A System of Animation Gestures for Effective Teaching Avatars

Faculty: Voicu Popescu (CS) & Nicoletta Adamo (CGT)

Students: Jian Cui (CS); Suren Rajasekaran (CGT); Meng-Lin Wu (CS); Saikiran Anasingaraju (CGT)

SponsorNSF- Cyberlearning (2012-2014)

 

IDEA LabThis two-year collaborative exploratory project researches, develops and evaluates a software system for creating interactive learning activities for K5 mathematics that are delivered by a teaching avatar that not only speaks, but also gestures, and writes and draws on a nearby virtual whiteboard. Gestures augment the delivery of the learning activity in three ways. Gestures help the student parse the speech of the teaching avatar, they help clarify the educational content, and they help convey the engaging personality of the teaching avatar. The project team comprises computer science, computer graphics technology, educational psychology, and psychology researchers.

A learning activity is defined through a script. The script specifies what the teaching avatar says, writes, and draws as the avatar interacts with students. Some avatar gestures are specified explicitly in the script, and some are inferred automatically using linguistics, educational content, and personality based gesturing rules. Once the necessary gestures are identified, the animation data is either retrieved from a database of existing gestures or it is computed on-the-fly using animation algorithms.

The system is intended to allow educators with only basic computer literacy and with no computer science or animation expertise to develop interactive digital learning activities for students. The scripting language has a small number of commands selected through drop-down lists in a specialized editor that does not require detailed knowledge of the scripting language. The system allows educators to extend the database of gestures through a graphical interface designed for non-expert users based on principles such as non-ambiguous selection in 2-D, manipulation of a single degree-of-freedom of the avatar at a time, and automatic view change to track the editing focus. The script editor, the gesture creation interface, and the system as a whole will be formatively evaluated with pre-service and in-service teachers over three iterations.
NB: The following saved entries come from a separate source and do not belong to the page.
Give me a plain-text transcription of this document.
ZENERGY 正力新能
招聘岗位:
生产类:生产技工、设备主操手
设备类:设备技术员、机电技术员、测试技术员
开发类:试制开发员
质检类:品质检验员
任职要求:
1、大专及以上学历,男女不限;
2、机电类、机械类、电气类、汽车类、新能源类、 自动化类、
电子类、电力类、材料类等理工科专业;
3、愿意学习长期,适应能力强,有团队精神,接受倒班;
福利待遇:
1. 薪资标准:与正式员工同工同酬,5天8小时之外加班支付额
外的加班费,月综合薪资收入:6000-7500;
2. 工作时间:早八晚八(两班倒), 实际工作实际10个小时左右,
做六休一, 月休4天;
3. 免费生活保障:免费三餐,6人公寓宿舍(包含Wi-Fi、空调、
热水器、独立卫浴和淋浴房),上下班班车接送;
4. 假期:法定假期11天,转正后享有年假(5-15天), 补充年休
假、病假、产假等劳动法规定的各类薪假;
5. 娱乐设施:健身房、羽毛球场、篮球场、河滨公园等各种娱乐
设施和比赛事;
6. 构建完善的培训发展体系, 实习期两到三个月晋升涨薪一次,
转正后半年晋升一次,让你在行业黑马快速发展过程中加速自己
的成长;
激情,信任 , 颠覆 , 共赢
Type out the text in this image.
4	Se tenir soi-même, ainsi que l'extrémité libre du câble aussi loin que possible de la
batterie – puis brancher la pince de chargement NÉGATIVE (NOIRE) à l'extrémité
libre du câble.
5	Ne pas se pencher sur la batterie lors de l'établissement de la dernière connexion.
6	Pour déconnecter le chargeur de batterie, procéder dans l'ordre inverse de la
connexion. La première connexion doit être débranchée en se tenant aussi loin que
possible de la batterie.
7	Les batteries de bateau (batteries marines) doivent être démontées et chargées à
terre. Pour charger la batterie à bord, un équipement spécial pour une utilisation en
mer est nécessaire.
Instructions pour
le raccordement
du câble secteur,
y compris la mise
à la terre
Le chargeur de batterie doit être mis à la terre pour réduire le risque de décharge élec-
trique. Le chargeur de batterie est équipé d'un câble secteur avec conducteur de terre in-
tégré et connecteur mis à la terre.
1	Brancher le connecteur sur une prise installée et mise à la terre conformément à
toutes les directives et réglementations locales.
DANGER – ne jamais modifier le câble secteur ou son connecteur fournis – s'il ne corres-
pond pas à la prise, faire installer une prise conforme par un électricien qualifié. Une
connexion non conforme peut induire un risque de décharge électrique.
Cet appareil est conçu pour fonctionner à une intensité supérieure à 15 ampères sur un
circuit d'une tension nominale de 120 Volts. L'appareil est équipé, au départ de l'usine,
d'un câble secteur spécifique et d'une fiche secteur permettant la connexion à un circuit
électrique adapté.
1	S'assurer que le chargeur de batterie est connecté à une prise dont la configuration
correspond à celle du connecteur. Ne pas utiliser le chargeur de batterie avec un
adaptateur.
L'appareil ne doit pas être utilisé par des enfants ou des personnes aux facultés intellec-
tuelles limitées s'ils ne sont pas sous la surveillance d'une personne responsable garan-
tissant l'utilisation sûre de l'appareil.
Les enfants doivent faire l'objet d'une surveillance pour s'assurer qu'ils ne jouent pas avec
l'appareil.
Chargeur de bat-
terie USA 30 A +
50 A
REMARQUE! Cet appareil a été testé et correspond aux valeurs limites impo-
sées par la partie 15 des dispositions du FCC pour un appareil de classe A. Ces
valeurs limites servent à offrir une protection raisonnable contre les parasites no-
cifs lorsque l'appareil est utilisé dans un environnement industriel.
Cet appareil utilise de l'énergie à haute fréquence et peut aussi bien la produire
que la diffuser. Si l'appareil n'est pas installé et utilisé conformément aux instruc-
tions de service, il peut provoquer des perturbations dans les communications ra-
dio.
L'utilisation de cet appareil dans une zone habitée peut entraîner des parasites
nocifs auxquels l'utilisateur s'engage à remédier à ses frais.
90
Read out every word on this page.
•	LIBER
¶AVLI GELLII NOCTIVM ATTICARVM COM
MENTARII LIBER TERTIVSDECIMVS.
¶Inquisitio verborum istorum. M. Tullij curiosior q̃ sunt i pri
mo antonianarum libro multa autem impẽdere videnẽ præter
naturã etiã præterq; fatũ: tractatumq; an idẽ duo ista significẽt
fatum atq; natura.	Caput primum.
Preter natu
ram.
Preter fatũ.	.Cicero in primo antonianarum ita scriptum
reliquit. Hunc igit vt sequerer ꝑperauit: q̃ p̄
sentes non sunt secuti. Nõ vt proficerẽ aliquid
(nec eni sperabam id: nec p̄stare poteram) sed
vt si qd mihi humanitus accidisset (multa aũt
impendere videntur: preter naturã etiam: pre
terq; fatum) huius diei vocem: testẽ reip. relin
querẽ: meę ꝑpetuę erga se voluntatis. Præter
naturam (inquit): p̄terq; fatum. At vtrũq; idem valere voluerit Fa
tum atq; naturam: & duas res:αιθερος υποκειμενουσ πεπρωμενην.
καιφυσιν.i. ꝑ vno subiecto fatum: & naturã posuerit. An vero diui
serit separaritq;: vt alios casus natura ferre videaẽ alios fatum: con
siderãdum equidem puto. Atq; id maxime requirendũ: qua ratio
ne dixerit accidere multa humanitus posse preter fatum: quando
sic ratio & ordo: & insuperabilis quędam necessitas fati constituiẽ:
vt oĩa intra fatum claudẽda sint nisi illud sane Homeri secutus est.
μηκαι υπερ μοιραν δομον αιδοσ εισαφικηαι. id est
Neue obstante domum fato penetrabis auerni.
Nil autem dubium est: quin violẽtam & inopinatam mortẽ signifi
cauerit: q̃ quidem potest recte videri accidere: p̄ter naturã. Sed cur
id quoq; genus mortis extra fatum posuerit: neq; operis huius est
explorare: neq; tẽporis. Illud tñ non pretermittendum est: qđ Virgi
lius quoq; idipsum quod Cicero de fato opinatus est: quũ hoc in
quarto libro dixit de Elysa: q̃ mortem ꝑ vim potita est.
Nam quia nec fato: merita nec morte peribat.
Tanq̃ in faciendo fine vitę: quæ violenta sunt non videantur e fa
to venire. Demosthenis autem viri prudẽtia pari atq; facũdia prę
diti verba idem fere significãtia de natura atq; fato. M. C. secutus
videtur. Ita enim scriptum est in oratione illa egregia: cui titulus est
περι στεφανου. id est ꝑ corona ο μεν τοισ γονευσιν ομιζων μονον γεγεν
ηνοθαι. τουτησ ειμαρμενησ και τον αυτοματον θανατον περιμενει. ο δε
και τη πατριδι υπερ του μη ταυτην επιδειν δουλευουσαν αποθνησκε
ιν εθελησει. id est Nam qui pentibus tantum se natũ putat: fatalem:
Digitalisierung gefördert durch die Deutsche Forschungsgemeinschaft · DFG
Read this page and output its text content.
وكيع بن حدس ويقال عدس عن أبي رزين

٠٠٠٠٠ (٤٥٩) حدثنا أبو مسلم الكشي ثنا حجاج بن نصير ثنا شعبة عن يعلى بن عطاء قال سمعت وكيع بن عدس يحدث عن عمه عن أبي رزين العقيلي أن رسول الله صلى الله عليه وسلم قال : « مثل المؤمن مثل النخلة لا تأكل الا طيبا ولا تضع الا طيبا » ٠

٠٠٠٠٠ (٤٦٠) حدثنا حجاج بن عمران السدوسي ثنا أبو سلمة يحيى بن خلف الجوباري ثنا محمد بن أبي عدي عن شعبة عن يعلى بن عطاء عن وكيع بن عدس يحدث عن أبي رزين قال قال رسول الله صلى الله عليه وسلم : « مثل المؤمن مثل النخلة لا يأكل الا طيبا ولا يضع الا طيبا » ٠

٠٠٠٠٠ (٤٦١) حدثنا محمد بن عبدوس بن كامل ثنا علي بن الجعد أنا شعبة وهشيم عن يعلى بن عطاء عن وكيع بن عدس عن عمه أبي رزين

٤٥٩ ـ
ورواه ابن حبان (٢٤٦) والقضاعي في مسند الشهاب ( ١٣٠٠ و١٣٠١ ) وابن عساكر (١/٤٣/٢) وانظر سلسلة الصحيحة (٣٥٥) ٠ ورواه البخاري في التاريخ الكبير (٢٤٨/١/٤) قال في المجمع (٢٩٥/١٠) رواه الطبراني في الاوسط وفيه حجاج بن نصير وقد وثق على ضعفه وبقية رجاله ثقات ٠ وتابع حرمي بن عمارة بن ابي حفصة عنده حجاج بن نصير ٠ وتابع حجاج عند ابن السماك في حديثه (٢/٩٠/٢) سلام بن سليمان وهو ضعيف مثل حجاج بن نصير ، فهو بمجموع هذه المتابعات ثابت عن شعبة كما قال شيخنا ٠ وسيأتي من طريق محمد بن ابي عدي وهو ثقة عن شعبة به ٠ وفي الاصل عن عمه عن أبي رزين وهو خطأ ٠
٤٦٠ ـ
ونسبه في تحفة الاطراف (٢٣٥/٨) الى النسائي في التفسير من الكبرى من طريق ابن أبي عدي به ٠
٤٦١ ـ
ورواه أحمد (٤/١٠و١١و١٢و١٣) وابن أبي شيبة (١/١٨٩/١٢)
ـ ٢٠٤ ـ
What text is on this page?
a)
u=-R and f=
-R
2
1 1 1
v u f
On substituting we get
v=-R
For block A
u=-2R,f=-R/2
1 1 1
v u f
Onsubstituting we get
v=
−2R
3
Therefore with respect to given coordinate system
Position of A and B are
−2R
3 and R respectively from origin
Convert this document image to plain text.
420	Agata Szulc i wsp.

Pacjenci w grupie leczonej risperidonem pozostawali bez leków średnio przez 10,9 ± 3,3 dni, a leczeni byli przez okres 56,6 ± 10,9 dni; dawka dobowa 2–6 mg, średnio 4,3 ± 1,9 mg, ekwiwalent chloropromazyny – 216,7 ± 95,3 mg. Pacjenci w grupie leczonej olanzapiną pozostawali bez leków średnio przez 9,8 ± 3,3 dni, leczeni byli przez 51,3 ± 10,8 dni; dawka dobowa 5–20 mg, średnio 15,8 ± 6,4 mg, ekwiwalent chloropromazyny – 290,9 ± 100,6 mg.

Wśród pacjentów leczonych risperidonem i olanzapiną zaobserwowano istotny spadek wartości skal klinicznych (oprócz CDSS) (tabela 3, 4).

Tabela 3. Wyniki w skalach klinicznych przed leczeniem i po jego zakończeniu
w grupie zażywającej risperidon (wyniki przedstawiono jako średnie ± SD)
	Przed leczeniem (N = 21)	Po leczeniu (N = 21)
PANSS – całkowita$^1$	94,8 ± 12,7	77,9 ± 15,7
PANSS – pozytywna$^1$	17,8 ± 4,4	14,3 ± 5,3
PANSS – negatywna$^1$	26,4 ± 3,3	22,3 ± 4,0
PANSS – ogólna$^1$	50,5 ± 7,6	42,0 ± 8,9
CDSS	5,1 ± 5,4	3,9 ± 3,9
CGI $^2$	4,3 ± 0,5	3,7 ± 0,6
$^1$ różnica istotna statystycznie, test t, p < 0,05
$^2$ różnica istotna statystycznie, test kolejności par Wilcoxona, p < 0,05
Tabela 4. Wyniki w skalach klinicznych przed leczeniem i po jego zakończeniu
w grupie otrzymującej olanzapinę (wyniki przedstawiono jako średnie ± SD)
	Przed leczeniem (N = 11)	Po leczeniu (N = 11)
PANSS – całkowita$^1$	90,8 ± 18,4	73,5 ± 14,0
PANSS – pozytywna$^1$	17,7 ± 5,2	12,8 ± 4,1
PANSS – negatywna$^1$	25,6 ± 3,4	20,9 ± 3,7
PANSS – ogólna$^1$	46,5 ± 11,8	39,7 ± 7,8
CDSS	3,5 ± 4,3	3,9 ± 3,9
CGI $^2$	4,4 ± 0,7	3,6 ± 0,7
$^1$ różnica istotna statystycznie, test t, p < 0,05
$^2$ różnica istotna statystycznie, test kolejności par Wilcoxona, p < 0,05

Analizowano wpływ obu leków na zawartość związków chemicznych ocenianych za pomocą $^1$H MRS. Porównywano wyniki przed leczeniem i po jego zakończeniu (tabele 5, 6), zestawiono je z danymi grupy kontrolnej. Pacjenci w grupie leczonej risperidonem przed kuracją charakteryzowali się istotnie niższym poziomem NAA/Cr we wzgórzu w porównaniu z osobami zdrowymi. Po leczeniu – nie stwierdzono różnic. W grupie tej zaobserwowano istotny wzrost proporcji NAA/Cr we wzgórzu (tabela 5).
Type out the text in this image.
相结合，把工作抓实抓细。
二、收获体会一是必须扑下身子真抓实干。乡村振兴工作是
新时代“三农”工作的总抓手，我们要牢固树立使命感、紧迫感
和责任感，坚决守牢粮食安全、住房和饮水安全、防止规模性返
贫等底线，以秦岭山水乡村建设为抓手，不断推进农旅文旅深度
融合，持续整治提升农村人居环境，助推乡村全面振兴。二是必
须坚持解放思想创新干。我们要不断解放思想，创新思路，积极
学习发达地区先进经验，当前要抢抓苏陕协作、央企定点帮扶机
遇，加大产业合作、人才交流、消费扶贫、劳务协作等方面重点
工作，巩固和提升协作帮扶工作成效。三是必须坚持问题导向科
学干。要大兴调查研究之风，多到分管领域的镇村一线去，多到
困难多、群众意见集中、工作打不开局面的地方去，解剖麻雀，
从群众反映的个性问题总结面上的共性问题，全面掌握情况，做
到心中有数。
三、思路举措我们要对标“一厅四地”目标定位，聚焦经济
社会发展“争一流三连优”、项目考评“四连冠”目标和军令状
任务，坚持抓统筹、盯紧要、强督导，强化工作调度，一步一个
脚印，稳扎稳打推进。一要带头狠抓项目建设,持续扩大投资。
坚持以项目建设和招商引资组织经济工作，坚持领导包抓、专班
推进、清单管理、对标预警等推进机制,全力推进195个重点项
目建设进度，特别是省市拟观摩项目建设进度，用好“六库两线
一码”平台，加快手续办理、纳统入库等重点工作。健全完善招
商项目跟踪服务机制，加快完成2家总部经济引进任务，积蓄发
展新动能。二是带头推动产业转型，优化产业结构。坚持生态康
Using the system, the project team is developing a set of learning activities for studying mathematical equivalence. The learning activities will be used to formatively evaluate hypotheses about the use of gesture in computer-based instruction: whether the gesturing avatar is more appealing, whether the gesturing avatar promotes learning, whether the gesturing avatar promotes learner gesturing, whether introducing ideas in gesture first facilitates learning, and whether individualized gestures promote learning.